The reviewer can return `PASS` or `BLOCK`. If it returns `BLOCK`, the pipeline
does not pretend that the draft is final.

#### Final Editor Agent

The `FinalEditorAgent` is used only when the technical review allows
finalization.

It applies the review feedback, softens unsupported wording, removes weak
claims, and produces the final local Markdown post.

If the review blocks finalization, PostCraft writes a blocked `final.md`
artifact explaining that the draft needs correction before it can be treated as
final.

### Workspace Artifacts

Each draft run creates a timestamped workspace under `workspaces/`.

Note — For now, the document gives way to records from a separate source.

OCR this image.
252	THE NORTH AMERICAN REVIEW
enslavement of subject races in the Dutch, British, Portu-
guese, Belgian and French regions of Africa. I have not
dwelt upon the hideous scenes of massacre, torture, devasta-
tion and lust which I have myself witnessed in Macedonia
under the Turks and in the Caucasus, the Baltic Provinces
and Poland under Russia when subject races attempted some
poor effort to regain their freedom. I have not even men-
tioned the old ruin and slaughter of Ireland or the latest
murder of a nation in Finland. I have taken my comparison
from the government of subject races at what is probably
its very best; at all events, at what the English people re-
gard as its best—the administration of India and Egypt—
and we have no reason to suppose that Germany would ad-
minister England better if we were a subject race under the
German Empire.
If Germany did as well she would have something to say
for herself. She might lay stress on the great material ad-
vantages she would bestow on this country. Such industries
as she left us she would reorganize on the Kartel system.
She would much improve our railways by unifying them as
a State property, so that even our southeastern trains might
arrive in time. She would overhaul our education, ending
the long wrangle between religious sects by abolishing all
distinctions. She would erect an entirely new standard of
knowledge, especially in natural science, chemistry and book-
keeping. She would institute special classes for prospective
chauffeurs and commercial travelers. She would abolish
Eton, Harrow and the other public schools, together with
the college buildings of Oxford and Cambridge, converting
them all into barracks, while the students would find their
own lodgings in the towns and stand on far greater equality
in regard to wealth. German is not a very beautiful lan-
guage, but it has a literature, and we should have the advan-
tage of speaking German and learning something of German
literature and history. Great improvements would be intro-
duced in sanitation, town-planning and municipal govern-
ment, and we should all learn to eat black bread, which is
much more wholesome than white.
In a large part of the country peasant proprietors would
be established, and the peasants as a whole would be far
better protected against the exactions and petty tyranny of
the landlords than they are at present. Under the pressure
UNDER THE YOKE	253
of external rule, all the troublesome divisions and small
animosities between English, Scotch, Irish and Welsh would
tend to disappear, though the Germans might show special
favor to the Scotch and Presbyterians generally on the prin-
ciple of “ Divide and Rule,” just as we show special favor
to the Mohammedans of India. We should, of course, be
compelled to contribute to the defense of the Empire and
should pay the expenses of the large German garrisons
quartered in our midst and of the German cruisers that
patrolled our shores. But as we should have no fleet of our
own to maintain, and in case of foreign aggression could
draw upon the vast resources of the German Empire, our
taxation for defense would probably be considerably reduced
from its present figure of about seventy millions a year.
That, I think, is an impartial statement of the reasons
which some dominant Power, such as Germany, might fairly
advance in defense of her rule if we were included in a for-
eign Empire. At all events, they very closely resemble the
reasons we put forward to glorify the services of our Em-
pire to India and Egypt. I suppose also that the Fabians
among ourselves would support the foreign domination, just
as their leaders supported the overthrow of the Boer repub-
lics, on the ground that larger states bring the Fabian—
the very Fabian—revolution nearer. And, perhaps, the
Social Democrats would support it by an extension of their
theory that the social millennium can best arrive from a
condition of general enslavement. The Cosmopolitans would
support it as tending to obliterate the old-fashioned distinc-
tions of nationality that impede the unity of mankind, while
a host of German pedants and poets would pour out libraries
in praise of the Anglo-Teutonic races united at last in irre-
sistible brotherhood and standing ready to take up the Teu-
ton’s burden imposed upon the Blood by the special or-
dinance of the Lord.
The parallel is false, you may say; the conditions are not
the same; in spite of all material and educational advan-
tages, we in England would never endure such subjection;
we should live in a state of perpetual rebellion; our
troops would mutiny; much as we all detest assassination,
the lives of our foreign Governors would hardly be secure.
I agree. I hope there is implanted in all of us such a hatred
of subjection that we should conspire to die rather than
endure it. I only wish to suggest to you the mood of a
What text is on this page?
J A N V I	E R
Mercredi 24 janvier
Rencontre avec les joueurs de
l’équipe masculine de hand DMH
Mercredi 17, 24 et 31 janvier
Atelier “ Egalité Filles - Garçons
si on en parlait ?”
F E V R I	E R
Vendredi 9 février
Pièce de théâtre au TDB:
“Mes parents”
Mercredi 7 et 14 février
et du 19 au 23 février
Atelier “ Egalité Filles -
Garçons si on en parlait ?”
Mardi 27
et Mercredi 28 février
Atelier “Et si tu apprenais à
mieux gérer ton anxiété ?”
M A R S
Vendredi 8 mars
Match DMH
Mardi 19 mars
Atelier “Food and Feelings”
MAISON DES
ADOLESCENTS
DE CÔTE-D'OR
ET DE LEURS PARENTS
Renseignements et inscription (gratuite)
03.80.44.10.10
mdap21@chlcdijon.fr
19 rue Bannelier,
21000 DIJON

The currently generated artifacts are:

```text
input.json
file_inventory.md
selected_files.md
project_facts.md
technical_analysis.md
post_angles.md
portfolio_positioning.md
outline.md
draft.md
technical_review.md
final.md
warnings.md
```

The workspace is meant to make the generation process inspectable. A user can
open the inventory, see which files were selected as evidence, inspect the
analysis, review the chosen angle, read the draft, and understand why the final
post was produced or blocked.

### Metrics

Each run also writes a metrics snapshot to:

```text
logs/last_run_metrics.json
```

The metrics include:

- command name;
- project path;
- request options such as audience, language, and target length;
- selected file count and selected paths;
- selected excerpt size;
- artifact character counts;
- pipeline timings;
- warning count;
- whether the technical review blocked finalization.

These metrics are useful for understanding how a generation behaved and for
debugging why a specific run produced a weak or blocked draft.

### Current Boundary

The implemented system is still local-first. It can analyze repositories and
generate auditable draft workspaces, but it does not yet publish posts to the
blog.

The intended publishing behavior remains: when publication support is added,
PostCraft should create blog entries as drafts through the blog MCP, keep
`draft: true`, and leave final publication as a manual editorial decision.